Il y a là un lavoir, dit la Fontaine de Manne, et un pigeonnier carré.
À voir à l’ouest
Le Ponceau : ce manoir, édifié au 16ème siècle et entouré d’un mur d’enceinte, appartint à Pierre Périllau (voir le Puy-Bâcle) ; on peut remarquer le double portail monumental, avec, à gauche, des marques de crue, et un grand pigeonnier carré, muni de contreforts d’angle. Sur sa façade sud, on peut observer un cadran solaire portant la date de 1789. La marque de la crue de 1792 est à 2,06 mètres et celle du 30 octobre 1896 à 1,14 mètre.
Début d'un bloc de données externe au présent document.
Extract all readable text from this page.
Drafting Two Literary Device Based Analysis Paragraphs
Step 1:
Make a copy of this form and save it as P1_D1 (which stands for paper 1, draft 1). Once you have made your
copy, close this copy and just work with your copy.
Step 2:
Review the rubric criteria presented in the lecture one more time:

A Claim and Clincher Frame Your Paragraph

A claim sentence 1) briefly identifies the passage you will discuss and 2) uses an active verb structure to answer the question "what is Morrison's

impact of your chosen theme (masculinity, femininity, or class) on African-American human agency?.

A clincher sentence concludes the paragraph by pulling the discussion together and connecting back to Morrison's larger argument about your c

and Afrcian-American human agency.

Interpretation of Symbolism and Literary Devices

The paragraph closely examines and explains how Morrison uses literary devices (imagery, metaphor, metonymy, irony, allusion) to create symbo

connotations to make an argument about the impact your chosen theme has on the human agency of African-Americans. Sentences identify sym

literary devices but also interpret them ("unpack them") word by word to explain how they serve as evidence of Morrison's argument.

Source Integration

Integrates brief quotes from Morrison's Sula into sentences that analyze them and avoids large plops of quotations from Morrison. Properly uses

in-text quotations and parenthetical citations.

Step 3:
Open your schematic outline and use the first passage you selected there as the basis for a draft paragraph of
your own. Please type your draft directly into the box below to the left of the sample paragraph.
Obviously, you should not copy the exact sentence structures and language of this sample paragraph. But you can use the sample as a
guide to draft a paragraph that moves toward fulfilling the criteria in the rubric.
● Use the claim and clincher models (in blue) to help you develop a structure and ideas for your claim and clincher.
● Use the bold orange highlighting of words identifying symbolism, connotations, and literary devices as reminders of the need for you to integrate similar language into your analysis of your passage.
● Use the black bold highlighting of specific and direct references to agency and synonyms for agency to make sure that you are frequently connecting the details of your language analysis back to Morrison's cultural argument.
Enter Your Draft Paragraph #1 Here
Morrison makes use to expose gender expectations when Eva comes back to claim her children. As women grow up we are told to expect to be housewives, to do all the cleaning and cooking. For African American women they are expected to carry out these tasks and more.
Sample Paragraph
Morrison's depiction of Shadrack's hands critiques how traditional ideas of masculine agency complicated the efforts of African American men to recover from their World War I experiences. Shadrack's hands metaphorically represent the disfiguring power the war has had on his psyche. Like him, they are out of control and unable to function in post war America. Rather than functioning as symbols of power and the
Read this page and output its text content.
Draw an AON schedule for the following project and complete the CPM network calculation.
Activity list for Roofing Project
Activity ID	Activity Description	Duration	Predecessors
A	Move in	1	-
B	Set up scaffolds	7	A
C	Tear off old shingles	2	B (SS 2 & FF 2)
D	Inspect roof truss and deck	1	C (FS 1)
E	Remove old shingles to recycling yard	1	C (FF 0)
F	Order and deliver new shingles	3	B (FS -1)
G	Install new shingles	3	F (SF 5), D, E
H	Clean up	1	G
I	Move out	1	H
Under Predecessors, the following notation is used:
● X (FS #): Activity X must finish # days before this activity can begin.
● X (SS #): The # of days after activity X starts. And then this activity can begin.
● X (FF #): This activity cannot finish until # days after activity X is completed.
Le Puits-Galant (écrit le Puy Galant sur la carte de Cassini*) ; il y avait là un moulin à vent (à droite de la route allant à L’Île-Bouchard) et une ancienne ferme (à gauche), dont le portail s’ouvre au sud face à la vallée de la Vienne ; le fief appartint entre 1764 et 1789 à René Pallu du Vignau puis en 1851 à Gabriel Jules Voisine de La Fresnaye, frère de Marie Madeleine Voisine de La Fresnaye (voir Courcoué et Cravant-les-Coteaux), mort à L’Île-Bouchard en 1854.
À voir au sud
Mougon (sud-est) : voir Histoire
Ancienne église Saint-Pierre : une première église fut fondée vers 460 par Saint Perpet*, sans doute à l’emplacement d’un temple gallo-romain ; les murs nord et est, en petit appareil, avec parements, datent de cette première église, qui fut ensuite remplacée par une église carolingienne, comme l’a montré la découverte de sarcophages de cette époque puis par une église romane, au 12ème siècle ; cette dernière église, dont il ne reste que des vestiges fut désaffectée vers 1890.
Voir : Charles Lelong (1917/2003), archéologue et historien : Observations relatives à l’ancienne église de Mougon, in RACF 14-3-4, 1975 (pages 269/284)
Mougon constituait un fief noble et il y avait forcément un château, qui subsiste sans doute dans l’ancien presbytère ; ce fief appartenait au 18ème siècle à Jean Charles Ours de Quinemont, (né vers 1745), fils de Jean Jacques Ours de Quinemont et de Marie Jeanne Odart (voir Histoire).
La chapelle funéraire de la famille de Quinemont, construite au 19ème siècle près de l’église, a des frontons triangulaires ornés de la croix de Malte.
Paviers (sud-est, à la limite avec Trogues)
Le fief de Paviers, dépendant de la paroisse de Mougon, apparaît pour la première fois dans les archives en 1140. Il appartenait en 1639 à François de La Chétardie, également seigneur de La Chaume à Crissay-sur-Manse.
Au 18ème siècle, il appartenait à Charles Odart (mort en 1720), qui était également seigneur de Mougon et sa fille : Marie Jeanne Odart, dame de Paviers et de Mougon épousa en 1736 Jean Jacques Ours de Quinemont (voir Histoire). Le château actuel, des 15ème et 16ème siècle a été restauré au 20ème siècle ; il a conservé ses douves et sa porte, protégée par une tour, avec un pont-levis. À l’ouest du château, il y a deux moulins à vent en ruines.